DALLAS--()--Tenet Healthcare Corporation (NYSE:THC) today announced a series of strategic and financial initiatives to accelerate growth and enhance shareholder value. The plan includes:
“We have attractive opportunities to accelerate the growth of our core businesses and position our balance sheet to enhance shareholder value”
- Near-term acquisitions, expected to total approximately $400 million, to enhance the Company’s primary business lines, including acute care hospitals, outpatient facilities, and business process services.
- A new $500 million authorization to repurchase common stock in open market transactions. The timing and amount of repurchase transactions will be based on an evaluation of market conditions, share price and other factors.
- $800 million of new debt. Proceeds will reduce the outstanding balance on the Company’s bank line, contribute to the funding of near-term acquisitions, retire $216 million of 7.375% debt that matures in February 2013 and other general corporate purposes.
- A reverse stock split in which one new THC share will be issued in exchange for every four existing shares. This share exchange will be effective October 11, 2012.
“We have attractive opportunities to accelerate the growth of our core businesses and position our balance sheet to enhance shareholder value,” said Trevor Fetter, Tenet’s president and chief executive officer. “Historic low interest rates and a strong acquisition pipeline across our three major business lines provide the compelling catalysts for these aggressive actions. In addition, a substantial new authorization to repurchase our shares is designed to drive shareholder value. Upon completion of this latest phase of our share repurchase program no later than the end of 2013, we will have invested $1.2 billion in share repurchases in a little over two years.”
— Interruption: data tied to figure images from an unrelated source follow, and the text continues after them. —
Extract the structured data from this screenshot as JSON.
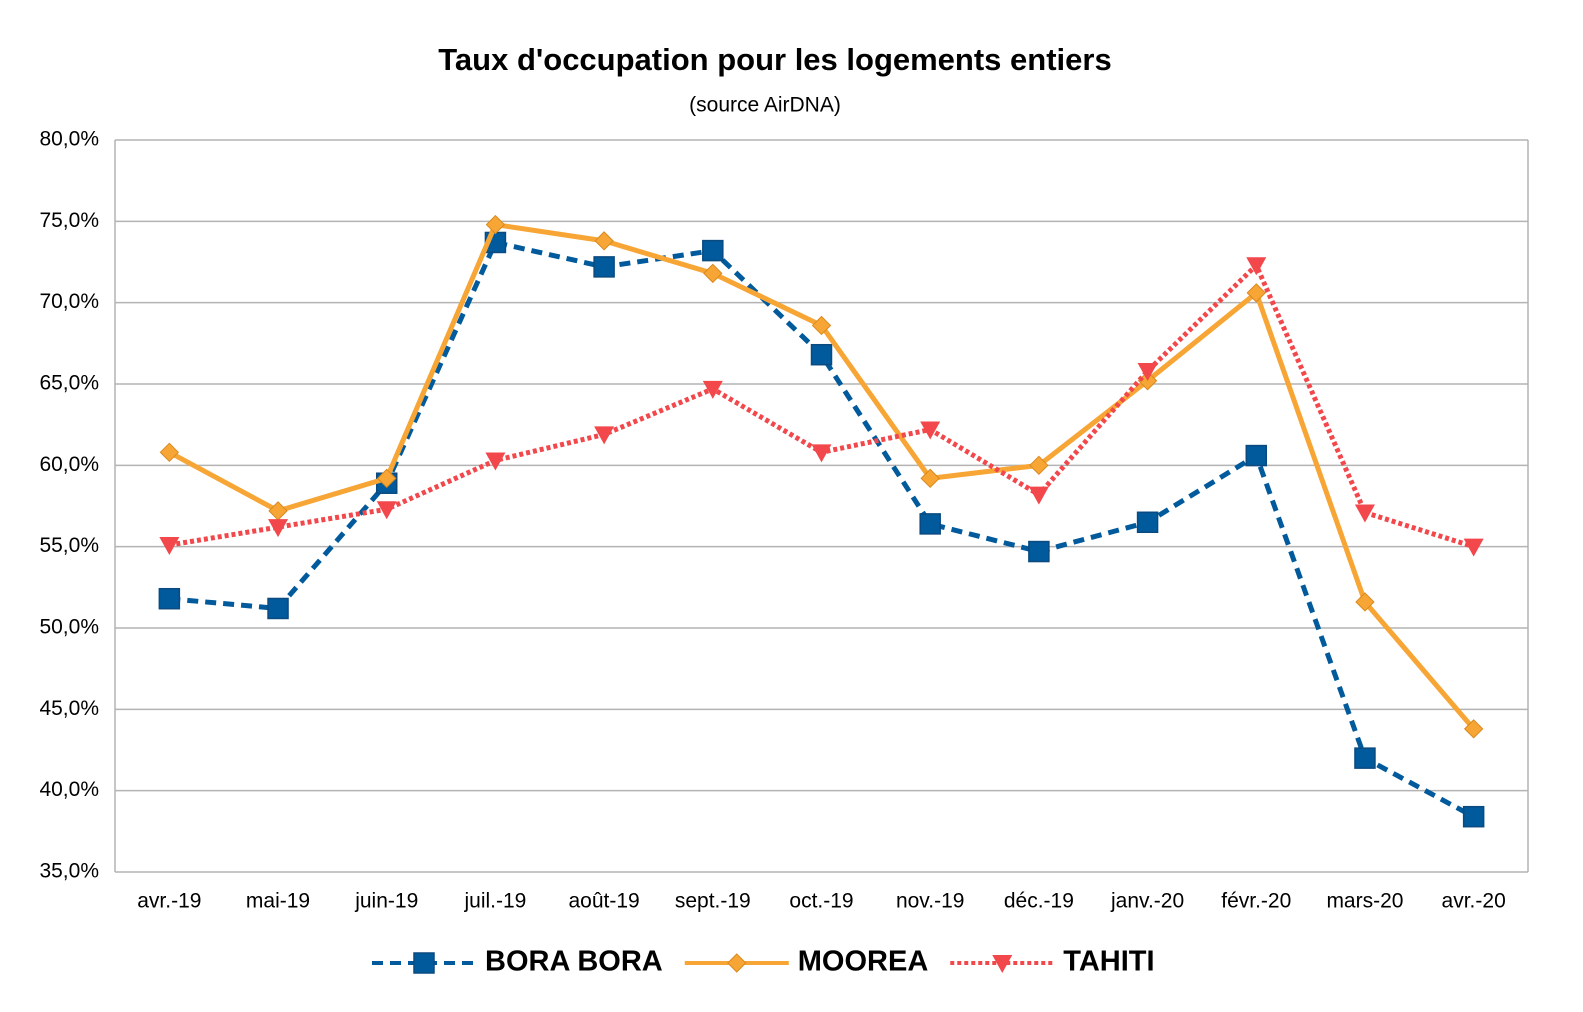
{
  "chart_data": {
    "type": "line",
    "title": "Taux d'occupation pour les logements entiers",
    "subtitle": "(source AirDNA)",
    "categories": [
      "avr.-19",
      "mai-19",
      "juin-19",
      "juil.-19",
      "août-19",
      "sept.-19",
      "oct.-19",
      "nov.-19",
      "déc.-19",
      "janv.-20",
      "févr.-20",
      "mars-20",
      "avr.-20"
    ],
    "series": [
      {
        "name": "BORA BORA",
        "color": "#005a9c",
        "style": "dashed",
        "marker": "square",
        "values": [
          51.8,
          51.2,
          58.9,
          73.7,
          72.2,
          73.2,
          66.8,
          56.4,
          54.7,
          56.5,
          60.6,
          42.0,
          38.4
        ]
      },
      {
        "name": "MOOREA",
        "color": "#f7a534",
        "style": "solid",
        "marker": "diamond",
        "values": [
          60.8,
          57.2,
          59.2,
          74.8,
          73.8,
          71.8,
          68.6,
          59.2,
          60.0,
          65.2,
          70.6,
          51.6,
          43.8
        ]
      },
      {
        "name": "TAHITI",
        "color": "#f2474b",
        "style": "dotted",
        "marker": "triangle-down",
        "values": [
          55.1,
          56.2,
          57.3,
          60.3,
          61.9,
          64.7,
          60.8,
          62.2,
          58.2,
          65.8,
          72.3,
          57.1,
          55.0
        ]
      }
    ],
    "ylim": [
      35,
      80
    ],
    "yticks": [
      {
        "value": 35,
        "label": "35,0%"
      },
      {
        "value": 40,
        "label": "40,0%"
      },
      {
        "value": 45,
        "label": "45,0%"
      },
      {
        "value": 50,
        "label": "50,0%"
      },
      {
        "value": 55,
        "label": "55,0%"
      },
      {
        "value": 60,
        "label": "60,0%"
      },
      {
        "value": 65,
        "label": "65,0%"
      },
      {
        "value": 70,
        "label": "70,0%"
      },
      {
        "value": 75,
        "label": "75,0%"
      },
      {
        "value": 80,
        "label": "80,0%"
      }
    ],
    "grid": true,
    "legend": "bottom"
  }
}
Fetter continued, “We are pleased with Conifer’s continued growth and our announcement earlier today that it is acquiring InforMed Health Care Solutions, which further enhances Conifer’s service offerings. In addition, we are in exclusive discussions to acquire the Emanuel Medical Center in Turlock, California as was disclosed by Emanuel last week. Our hospital, business process services, and outpatient acquisition pipelines are very active, with a total anticipated cash use of approximately $400 million in the near term. The capital we are raising is intended to fund those acquisitions and pre-fund a February 2013 debt maturity in addition to providing financial flexibility for share repurchases and other opportunities. In total, these actions demonstrate Tenet’s commitment to implementing aggressive strategies to grow our business and optimize our capital structure to accelerate shareholder value creation.”
Tenet Healthcare Corporation, a leading health care services company, through its subsidiaries operates 49 hospitals, over 100 free-standing outpatient centers and Conifer Health Solutions, a leader in business process solutions for health care providers that serves nearly 400 hospital and health care entities nationwide. Tenet’s hospitals and related health care facilities are committed to providing high quality care to patients in the communities they serve. For more information, please visit www.tenethealth.com.
This document contains “forward-looking statements” – that is, statements that relate to future, not past, events. In this context, forward-looking statements often address our expected future business and financial performance and financial condition, and often contain words such as “expect,” “anticipate,” “intend,” “plan,” “believe,” “seek,” “see,” or “will.” Forward-looking statements by their nature address matters that are, to different degrees, uncertain. Particular uncertainties that could cause our actual results to be materially different than those expressed in our forward-looking statements include the factors disclosed under “Forward-Looking Statements” and “Risk Factors” in our Form 10-K for the year ended Dec. 31, 2011, our quarterly reports on Form 10-Q, periodic reports on Form 8-K and other filings with the Securities and Exchange Commission. The Company assumes no obligation to update forward-looking statements contained in this press release as a result of new information or future events or developments.